When it comes to our justice system, I have long bemoaned that it only gives “justice” to those who can afford it. People with loads of money can buy expensive lawyers and achieve practically anything. They can even afford bogus lawsuits with which to bankrupt or otherwise ruin their targeted defendants. People without much money can rarely afford a trial, bogus or otherwise, let alone proper representation. It’s one of our construction sites where little has been achieved since our first American Revolution. It’s one of the reasons we might need a second revolution.


An economy which works primarily for 1% of the population, satisfyingly well for a few percent more, decreasingly well for a rapidly shrinking middle class, and hardly at all for the bottom 50%, doesn’t really smell of something a democracy would install, does it? Furthermore, one very fundamental aspect to keep in mind, one which we often overlook in our many daily struggles, is that most of our places of work have always been undemocratic! They are privately owned by a few rich people who can lord it over us much as the feudal lords of times past. From this place of huge diverted profits came the plutocratic takeover of our political system through both illegal and legalized bribing of our politicians. Therefore, we not only need to clean up our politics, but also our concept of business ownership and governance. Why should only CEOs get company shares and make all the decisions themselves? If workers held a commandingly large share of their companies (just like they do most of the work) would they vote to move production to places like China or replace themselves with machines, only to then turn themselves out on the street and leave all the future profits to a single owner or a group of shareholders in which they are not included? I think this thought is worth mulling over. Incidentally, this is a “socialist” thought; so we may very well suspect that the demonization of all things “socialist” with which most of us have been brought up is an underhanded tactic of our Big Money lords to keep us from looking at ideas that might solve our problems. Maybe we should take a fresh look at socialist proposals.
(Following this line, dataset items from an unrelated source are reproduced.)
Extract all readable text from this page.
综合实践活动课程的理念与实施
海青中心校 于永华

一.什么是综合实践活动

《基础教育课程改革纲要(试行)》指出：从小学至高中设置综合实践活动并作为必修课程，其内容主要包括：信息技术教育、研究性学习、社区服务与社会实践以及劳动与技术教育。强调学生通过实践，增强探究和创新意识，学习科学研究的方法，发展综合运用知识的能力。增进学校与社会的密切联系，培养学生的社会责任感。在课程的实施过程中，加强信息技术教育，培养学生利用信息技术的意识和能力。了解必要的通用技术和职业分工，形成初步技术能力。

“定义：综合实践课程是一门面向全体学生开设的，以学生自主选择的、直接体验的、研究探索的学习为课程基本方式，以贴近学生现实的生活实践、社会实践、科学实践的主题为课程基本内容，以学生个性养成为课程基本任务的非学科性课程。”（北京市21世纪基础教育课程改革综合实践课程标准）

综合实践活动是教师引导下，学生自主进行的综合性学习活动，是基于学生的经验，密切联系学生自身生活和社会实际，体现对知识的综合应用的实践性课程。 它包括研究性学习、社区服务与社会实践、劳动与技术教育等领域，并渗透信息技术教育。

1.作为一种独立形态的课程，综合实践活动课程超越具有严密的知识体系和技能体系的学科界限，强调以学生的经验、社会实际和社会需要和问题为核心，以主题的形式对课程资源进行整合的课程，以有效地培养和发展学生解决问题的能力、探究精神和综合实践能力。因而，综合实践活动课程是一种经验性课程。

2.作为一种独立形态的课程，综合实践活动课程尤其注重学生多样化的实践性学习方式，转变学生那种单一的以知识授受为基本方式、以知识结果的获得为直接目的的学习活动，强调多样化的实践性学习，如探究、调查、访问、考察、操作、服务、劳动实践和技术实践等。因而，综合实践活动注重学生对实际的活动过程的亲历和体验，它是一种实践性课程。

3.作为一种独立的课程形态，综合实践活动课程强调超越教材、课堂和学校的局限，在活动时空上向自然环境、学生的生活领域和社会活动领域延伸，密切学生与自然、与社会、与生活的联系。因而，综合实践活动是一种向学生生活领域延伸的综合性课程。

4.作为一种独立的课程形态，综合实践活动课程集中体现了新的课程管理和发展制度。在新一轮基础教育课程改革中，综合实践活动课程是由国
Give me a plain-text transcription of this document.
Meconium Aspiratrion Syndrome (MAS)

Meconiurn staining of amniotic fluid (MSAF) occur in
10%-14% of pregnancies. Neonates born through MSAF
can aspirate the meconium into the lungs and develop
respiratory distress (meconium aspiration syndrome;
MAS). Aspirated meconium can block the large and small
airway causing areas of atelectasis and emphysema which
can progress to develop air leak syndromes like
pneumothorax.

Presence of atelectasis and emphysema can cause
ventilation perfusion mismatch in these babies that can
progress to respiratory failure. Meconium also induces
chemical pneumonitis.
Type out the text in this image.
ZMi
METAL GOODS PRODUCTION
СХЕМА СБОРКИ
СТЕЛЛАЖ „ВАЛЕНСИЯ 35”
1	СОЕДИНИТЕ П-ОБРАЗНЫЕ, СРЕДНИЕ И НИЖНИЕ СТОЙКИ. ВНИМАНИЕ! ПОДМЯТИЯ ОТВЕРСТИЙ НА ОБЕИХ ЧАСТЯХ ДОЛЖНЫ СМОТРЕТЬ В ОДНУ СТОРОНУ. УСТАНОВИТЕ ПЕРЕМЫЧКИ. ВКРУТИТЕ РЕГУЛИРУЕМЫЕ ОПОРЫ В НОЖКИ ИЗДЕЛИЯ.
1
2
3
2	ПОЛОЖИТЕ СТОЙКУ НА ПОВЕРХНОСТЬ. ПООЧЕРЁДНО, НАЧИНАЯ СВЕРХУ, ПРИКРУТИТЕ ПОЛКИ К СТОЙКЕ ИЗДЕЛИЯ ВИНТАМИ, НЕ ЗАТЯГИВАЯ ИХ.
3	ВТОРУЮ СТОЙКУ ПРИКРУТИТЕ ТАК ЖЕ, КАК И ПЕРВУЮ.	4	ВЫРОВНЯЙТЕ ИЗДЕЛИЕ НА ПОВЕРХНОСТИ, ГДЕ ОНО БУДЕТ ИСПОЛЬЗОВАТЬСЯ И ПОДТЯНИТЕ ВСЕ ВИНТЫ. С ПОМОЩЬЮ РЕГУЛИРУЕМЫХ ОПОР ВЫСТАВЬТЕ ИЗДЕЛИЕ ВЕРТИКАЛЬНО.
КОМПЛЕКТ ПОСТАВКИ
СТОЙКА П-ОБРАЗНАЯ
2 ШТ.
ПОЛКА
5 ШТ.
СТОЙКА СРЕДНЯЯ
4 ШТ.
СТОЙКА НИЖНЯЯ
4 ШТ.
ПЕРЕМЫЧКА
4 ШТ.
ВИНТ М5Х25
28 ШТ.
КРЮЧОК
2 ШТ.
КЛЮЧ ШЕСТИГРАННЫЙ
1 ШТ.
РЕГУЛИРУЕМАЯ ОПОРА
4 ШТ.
As far as politics, a.k.a. our public sphere, for over thirty years our supposed political “representatives” haven’t been representing us, but rather the billionaire class, as they are being handled by an ever-growing army of registered business lobbyists, now 42,000 strong (furthermore supported by several times this number in unregistered aides) — completely dwarfing our handful of “representatives.” And this in a system where we rarely get to directly vote on any issue, anyway, but merely get to pick a bunch of people to represent us for the next two or four years, hoping they will always know what we want and fight for our needs and wishes. In reality, nowadays, the super rich decide who can run for office by means of campaign financing and, once their picks are in office, make sure they do their bidding by having their lobbyists continue to bribe them. Long ago, some elected officials used to actually do work for us some of the time, so that back then we had something like the beginnings of a democracy in the political arena; however, as I have pointed out, this democratic seedling in our public sphere has been thoroughly taken over by the super rich and their army of lobbyists. Before our fledgling democracy in the public sphere was co-opted by the lords of the democracy-free business world, we never even got around to try more advanced democratic mechanisms, such as citizen votes on all popular issues, leaving only the boringly-mundane day-to-day governing and less critical law bills for our chosen representatives to sort out.

To summarize, rich people rule in our judicial, economic, and political spheres. Only our political sphere once had a brief germination of democracy before our very undemocratic economic sphere put an end to it. How is democracy to succeed when it is only implemented among the least powerful in society while the most powerful keep all their power? And, yet, if we who hold little personal power unite, our sheer numbers can overpower the plutocrats. Next time, we should disarm them, though.

So, to answer the big question of this article, our bid for a democracy was squelched before it ever really got off the ground. We have never had a democracy, only the illusion or rapidly-ended beginnings thereof. I think it is time we start working towards real democracy.